Enfin, un autre souvenir de lecture me revint en mémoire, qui était le premier chapitre de Vertiges de W.G. Sebald,  Beyle ou le singulier phénomène de l'amour. Chapitre par ailleurs évoqué dans un article de juillet 2016, My eyes begin to be obscured. J'y mentionnais une intéressante étude de Ludovic Burel dans la revue Textimage qui nous apprenait  que "Sebald a tiré la quasi totalité des images illustrant le chapitre, soit onze images sur treize, de l’Album Stendhal publié en 1966 par les éditions Gallimard, dans la collection de la Pléiade." Il observe ainsi que la paire d'yeux (encore une) de la page 18 provient d'un recadrage très serré d'un portrait de Stendhal jeune de 1802.

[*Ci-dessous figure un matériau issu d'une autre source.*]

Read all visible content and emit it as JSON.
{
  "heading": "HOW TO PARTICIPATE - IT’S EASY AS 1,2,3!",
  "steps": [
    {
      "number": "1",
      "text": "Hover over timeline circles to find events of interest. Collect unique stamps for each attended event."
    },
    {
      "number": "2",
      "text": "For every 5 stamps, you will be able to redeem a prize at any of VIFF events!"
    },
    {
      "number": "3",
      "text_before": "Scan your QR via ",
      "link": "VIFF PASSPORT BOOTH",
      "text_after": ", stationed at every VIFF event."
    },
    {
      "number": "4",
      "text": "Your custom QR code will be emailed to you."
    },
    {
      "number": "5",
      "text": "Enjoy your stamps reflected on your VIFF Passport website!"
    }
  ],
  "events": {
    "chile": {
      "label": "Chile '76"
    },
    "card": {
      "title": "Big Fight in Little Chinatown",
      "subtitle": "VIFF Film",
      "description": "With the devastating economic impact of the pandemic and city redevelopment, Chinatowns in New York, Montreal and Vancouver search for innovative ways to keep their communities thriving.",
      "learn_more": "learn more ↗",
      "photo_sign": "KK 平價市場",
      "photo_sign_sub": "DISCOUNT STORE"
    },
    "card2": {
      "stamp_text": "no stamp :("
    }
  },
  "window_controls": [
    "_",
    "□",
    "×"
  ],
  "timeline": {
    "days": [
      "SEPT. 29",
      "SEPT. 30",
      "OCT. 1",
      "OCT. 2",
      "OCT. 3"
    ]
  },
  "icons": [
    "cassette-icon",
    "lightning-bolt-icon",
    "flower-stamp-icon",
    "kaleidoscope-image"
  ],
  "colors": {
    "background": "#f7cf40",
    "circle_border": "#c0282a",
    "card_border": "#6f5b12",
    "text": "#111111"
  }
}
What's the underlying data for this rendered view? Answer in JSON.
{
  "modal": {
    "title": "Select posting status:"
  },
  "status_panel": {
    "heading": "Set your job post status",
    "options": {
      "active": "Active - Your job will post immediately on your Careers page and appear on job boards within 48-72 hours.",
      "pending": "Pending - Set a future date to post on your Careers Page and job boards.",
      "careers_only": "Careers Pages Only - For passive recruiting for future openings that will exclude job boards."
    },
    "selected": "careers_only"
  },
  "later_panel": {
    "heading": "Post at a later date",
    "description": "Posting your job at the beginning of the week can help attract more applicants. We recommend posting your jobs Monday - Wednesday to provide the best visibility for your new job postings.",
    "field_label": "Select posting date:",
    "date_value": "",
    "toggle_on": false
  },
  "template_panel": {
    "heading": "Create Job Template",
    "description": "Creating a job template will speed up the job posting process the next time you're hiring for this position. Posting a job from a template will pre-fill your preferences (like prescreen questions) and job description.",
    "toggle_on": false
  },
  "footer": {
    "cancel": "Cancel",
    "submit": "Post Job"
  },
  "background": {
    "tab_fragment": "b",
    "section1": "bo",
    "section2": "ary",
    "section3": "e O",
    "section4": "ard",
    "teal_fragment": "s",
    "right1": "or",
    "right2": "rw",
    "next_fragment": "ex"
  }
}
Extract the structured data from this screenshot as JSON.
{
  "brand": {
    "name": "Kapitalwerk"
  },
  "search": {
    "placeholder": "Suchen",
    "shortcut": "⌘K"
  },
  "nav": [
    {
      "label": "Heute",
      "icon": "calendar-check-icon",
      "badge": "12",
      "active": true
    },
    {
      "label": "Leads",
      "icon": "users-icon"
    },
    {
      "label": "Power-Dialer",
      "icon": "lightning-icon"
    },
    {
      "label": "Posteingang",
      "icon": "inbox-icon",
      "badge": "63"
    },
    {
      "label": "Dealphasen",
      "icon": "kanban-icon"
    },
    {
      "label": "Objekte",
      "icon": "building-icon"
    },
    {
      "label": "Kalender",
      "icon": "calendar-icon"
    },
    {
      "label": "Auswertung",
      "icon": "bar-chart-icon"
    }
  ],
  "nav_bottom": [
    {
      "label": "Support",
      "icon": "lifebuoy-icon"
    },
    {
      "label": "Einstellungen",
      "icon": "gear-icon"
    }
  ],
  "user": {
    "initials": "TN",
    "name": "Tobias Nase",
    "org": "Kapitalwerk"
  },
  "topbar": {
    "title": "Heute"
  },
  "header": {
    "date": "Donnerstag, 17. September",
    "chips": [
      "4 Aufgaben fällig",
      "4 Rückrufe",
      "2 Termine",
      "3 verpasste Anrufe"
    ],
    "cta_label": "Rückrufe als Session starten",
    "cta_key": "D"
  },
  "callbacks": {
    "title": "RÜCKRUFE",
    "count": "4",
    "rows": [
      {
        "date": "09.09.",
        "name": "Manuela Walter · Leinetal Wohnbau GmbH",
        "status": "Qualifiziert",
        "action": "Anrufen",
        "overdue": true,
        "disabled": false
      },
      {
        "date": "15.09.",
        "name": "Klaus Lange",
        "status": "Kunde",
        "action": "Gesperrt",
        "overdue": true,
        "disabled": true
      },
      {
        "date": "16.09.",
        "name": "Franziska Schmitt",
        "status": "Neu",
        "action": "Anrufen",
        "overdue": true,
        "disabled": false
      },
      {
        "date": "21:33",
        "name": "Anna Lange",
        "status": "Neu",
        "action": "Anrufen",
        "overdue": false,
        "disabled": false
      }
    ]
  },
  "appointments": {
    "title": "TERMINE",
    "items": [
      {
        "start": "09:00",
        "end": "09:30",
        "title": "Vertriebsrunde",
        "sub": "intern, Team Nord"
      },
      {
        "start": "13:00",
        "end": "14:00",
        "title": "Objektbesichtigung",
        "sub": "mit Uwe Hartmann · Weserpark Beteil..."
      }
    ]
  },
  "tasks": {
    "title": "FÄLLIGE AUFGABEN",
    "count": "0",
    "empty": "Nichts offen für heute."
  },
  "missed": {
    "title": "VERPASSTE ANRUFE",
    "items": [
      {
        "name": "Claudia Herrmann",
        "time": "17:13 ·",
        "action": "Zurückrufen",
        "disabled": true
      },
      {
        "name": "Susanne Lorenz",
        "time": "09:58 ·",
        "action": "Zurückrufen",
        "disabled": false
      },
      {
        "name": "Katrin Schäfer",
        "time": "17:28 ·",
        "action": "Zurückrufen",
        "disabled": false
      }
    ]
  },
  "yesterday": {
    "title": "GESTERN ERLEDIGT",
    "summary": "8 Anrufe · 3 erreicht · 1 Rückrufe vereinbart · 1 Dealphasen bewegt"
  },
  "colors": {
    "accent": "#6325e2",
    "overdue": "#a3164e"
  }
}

Plusieurs de ces images sont des dessins de Stendhal* tirés de Vie de Henry Brulard, comme celui-ci :



Le fort de Bard, "Excepté pour le moral […] j'arrivais donc au S[ain]t-Bernard poule mouillée complète. […] A chaque pas tout devenait pire."(Vie de Henry Brulard).
Croquis de Stendhal extr. du manuscrit Vie de Henry Brulard.
Bibliothèque municipale de Grenoble, R. 299(3) Rés., f° 397

__________________
* Le manuscrit complet a été numérisé par la Bibliothèque municipale de Grenoble.